Page 1 of 1
What's the best way to code and distribute free trial
Posted: Sat Oct 09, 2010 10:21 am
by nexgen2
I sell a webscript which is written in the php language. What I want to do is create a license for each user and limit the script installation to one domain only.
Also, I want to distribute this same script as a free trial for 15 days. After that the user must upgrade. The script will call home to verify if the user has valid record in our server or not.
What's the best and "hard to crack" way to distribute license in that way?
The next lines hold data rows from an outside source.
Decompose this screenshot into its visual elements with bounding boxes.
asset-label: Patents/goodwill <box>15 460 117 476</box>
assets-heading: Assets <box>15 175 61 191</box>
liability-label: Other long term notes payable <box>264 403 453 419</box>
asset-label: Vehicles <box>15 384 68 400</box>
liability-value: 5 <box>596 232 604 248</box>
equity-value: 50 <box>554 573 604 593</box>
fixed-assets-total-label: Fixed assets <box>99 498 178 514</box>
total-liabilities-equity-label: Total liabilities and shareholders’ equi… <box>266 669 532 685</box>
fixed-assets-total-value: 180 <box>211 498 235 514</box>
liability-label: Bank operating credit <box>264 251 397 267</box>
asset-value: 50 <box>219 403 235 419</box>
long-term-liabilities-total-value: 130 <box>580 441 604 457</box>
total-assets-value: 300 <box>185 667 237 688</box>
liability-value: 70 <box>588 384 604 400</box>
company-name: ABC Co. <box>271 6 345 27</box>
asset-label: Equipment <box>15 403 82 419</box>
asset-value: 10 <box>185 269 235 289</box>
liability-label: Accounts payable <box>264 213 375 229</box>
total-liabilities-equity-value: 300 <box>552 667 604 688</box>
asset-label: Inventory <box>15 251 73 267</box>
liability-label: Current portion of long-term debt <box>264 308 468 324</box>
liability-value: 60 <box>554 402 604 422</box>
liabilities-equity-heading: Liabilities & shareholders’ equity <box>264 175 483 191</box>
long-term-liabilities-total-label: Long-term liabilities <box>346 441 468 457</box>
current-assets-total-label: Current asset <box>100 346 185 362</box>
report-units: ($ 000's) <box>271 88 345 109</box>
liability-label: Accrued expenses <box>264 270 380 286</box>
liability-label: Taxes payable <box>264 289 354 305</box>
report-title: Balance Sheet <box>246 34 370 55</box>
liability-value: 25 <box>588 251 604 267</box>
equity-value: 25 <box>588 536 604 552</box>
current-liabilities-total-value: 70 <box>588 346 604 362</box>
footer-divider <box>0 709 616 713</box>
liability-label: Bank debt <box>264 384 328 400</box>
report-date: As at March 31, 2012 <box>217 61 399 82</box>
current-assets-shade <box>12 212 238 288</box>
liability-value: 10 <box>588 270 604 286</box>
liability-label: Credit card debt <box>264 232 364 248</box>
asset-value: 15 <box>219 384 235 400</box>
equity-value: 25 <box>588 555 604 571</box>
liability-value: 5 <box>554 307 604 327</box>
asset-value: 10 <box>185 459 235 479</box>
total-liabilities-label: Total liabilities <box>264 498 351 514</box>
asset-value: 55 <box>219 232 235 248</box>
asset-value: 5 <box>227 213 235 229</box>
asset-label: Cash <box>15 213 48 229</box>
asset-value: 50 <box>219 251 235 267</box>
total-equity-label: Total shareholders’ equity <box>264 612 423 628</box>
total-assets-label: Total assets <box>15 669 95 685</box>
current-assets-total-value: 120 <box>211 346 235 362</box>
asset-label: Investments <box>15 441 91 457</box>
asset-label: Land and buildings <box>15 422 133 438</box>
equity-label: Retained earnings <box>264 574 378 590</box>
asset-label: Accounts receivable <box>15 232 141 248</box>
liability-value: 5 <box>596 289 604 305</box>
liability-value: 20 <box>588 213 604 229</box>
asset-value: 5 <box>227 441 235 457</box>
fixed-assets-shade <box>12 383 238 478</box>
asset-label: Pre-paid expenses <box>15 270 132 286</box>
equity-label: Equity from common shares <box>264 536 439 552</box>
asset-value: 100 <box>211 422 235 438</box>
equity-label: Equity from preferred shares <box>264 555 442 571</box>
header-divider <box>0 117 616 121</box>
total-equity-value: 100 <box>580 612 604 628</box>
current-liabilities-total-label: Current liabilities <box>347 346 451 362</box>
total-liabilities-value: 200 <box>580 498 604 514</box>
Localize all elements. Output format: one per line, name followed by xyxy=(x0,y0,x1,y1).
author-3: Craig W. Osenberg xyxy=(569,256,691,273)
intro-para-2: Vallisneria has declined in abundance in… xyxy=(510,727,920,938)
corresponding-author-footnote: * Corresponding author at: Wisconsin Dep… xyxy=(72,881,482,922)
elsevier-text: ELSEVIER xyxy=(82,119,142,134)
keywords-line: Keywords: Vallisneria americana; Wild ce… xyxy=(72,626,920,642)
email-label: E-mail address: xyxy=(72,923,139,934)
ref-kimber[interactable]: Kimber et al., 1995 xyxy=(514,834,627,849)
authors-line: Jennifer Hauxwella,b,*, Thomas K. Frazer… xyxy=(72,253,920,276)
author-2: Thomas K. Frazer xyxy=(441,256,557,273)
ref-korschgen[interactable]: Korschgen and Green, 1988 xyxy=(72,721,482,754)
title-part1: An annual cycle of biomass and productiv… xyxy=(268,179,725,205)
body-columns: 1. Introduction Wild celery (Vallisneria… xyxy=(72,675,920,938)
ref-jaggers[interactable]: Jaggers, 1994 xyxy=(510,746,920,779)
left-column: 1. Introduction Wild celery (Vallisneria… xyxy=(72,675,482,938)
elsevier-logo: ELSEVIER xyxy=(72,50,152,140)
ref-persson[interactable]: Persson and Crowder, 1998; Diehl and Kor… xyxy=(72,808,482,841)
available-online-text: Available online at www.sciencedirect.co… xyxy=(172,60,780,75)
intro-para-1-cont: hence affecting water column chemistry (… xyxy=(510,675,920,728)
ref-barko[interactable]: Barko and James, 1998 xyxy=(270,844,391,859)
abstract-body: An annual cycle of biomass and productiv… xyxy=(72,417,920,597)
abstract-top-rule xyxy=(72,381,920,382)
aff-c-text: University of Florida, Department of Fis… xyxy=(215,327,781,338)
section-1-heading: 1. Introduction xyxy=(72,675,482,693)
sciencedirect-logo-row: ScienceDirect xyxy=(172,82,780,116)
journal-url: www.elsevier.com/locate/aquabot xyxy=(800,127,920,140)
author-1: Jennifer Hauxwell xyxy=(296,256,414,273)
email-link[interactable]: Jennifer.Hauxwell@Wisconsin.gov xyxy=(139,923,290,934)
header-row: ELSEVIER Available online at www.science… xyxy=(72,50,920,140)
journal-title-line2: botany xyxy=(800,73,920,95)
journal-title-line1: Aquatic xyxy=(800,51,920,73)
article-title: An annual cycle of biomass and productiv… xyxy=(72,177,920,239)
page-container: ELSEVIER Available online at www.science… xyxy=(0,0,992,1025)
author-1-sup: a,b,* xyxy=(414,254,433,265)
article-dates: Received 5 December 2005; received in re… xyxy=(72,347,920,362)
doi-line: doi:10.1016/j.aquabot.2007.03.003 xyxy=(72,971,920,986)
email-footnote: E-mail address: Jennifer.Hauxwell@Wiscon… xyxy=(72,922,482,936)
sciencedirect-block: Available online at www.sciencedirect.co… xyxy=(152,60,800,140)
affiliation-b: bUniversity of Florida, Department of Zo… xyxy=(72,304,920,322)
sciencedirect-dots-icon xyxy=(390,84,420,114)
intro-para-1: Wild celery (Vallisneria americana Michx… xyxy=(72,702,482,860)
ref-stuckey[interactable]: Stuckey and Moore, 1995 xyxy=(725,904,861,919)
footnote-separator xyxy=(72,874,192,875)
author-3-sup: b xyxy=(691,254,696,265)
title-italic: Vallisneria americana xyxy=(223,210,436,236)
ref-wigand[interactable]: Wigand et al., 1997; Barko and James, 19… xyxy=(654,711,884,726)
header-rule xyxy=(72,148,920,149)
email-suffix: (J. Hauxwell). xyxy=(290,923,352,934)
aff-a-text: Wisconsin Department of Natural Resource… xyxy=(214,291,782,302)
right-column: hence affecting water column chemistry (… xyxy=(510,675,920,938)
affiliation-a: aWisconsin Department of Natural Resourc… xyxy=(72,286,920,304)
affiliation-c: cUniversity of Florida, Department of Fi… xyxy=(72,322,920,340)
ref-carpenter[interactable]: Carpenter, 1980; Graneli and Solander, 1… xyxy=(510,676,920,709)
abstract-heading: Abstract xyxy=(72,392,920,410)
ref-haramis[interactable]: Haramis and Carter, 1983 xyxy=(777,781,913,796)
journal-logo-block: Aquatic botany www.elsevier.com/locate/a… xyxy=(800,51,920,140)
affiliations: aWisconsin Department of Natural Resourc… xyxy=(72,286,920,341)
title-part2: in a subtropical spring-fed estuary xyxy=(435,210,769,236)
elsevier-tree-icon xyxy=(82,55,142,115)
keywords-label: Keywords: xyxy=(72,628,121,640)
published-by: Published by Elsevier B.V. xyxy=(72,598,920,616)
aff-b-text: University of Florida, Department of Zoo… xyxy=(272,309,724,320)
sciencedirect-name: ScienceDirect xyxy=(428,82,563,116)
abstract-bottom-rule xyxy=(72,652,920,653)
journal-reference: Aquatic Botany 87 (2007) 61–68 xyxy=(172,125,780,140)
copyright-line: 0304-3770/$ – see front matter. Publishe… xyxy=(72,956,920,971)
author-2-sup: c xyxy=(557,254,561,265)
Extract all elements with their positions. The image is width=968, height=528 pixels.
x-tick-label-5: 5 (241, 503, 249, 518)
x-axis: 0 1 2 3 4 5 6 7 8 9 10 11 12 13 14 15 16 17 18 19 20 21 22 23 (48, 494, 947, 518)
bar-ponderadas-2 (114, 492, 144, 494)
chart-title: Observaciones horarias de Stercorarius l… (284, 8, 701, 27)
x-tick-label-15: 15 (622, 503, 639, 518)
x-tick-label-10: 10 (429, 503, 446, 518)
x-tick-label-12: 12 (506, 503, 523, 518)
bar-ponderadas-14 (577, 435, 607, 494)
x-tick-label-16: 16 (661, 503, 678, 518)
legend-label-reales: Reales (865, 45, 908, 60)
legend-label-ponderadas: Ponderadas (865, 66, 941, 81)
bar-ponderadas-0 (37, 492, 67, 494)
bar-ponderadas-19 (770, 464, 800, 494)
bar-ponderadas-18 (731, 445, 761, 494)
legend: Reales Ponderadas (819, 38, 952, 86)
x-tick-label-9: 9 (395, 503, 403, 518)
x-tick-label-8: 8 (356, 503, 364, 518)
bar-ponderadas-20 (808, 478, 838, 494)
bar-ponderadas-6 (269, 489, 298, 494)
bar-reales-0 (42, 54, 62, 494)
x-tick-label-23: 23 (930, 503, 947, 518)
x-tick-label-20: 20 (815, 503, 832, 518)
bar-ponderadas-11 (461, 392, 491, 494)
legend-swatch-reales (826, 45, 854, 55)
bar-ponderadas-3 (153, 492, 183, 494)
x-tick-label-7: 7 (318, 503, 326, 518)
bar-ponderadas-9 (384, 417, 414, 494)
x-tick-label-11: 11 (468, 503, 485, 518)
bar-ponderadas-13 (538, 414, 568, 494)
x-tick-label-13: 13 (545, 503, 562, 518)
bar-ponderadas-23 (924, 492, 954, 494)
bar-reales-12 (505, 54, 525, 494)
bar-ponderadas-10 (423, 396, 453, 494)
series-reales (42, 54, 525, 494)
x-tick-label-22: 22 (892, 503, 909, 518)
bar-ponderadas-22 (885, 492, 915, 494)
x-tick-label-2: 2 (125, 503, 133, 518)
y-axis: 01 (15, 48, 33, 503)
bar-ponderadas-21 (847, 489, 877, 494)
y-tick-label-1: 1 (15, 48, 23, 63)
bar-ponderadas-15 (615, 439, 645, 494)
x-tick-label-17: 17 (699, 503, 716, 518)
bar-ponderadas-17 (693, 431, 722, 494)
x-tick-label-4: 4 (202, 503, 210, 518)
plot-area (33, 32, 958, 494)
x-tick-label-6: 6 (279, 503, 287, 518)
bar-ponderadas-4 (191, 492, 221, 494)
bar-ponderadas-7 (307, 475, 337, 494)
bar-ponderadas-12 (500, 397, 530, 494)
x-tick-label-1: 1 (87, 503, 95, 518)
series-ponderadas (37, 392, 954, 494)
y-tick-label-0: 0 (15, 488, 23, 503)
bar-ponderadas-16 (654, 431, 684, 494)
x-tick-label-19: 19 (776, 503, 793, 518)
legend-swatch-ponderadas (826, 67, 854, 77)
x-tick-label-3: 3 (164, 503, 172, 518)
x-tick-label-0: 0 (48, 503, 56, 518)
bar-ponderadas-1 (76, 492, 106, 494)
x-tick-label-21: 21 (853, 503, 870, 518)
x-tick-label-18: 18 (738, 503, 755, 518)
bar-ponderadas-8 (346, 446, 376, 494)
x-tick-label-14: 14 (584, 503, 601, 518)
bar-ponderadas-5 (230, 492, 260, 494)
Re: What's the best way to code and distribute free trial
Posted: Sat Oct 09, 2010 12:08 pm
by flying_circus
Either Remote File Inclusion (poor idea) or a Web Service comes to mind. I think there are methods out there to obfuscate your code, like IonCube, but your user would have to have IonCube installed on their system as well. I've never used obfuscation, so I really dont know how well it works. I suppose that doesnt really help, but maybe it will get you started.
Re: What's the best way to code and distribute free trial
Posted: Thu Oct 14, 2010 12:32 am
by Jonah Bron
But obfuscation isn't entirely foolproof, but it works adequately for the majority of cases. Unlike compiling, it can be converted back to it's original form (perhaps without meaningful variable, class, and method names). The only way to make sure is to make it depend on a remote file you control. Not just a checker. A checker could be found and removed. A dependency would force them to upgrade/follow your terms.
Also, it has to be a dependency that changes. Just calling a remote library doesn't work; they could intercept it and just put it in.
Realize of course, this is for a worst case scenario (in which case of course, it would be better to write the code in a compiled language). You might not want to deal with making sure nobody does anything without you're saying so.
Re: What's the best way to code and distribute free trial
Posted: Sat Oct 16, 2010 5:51 pm
by josh
You could just give the source code as is for the trial, with some important but small piece of functionality not present.
Re: What's the best way to code and distribute free trial
Posted: Sun Oct 17, 2010 1:21 am
by Bind
The only way to guarantee the security of your code is to keep all source code you wan tto protect on servers you control, offering a hosted service for your application. You can certainly create a front end to distribute that communicates through an API to your app.
If you distribute the code, it can be reverse engineered.
Does not matter what ofuscation service or product you use. The very best have been reverse engineered and will contiinue to be becasue PHP needs the code to compile.
Even ioncube and zend guard can be reverse engineered by reading the server memory and reconstructing the code. In fact there are 3rd party tools and services for this purpose available with a google search.
Remote code imports can easily be intercepted.
If you must distribute your code, know that if it becomes popular, it will be reverse engineered.
That said, to answer your question, the best solutions for protection of deployed source code are zend guard and ioncube. Both are commercial applications and/or services.
Now its a matter of opinion whether or not their cost is prohibative since they have both been proven to be reversable and reconstructable. I guess the question you must ask yourself is how many of your clients will buy or reverse engineer. If they reverse engineer, callbaclks are irrelevent as they can simply strip out or rwrite those sections, which makes the hosted solution a better alternative in my opinion.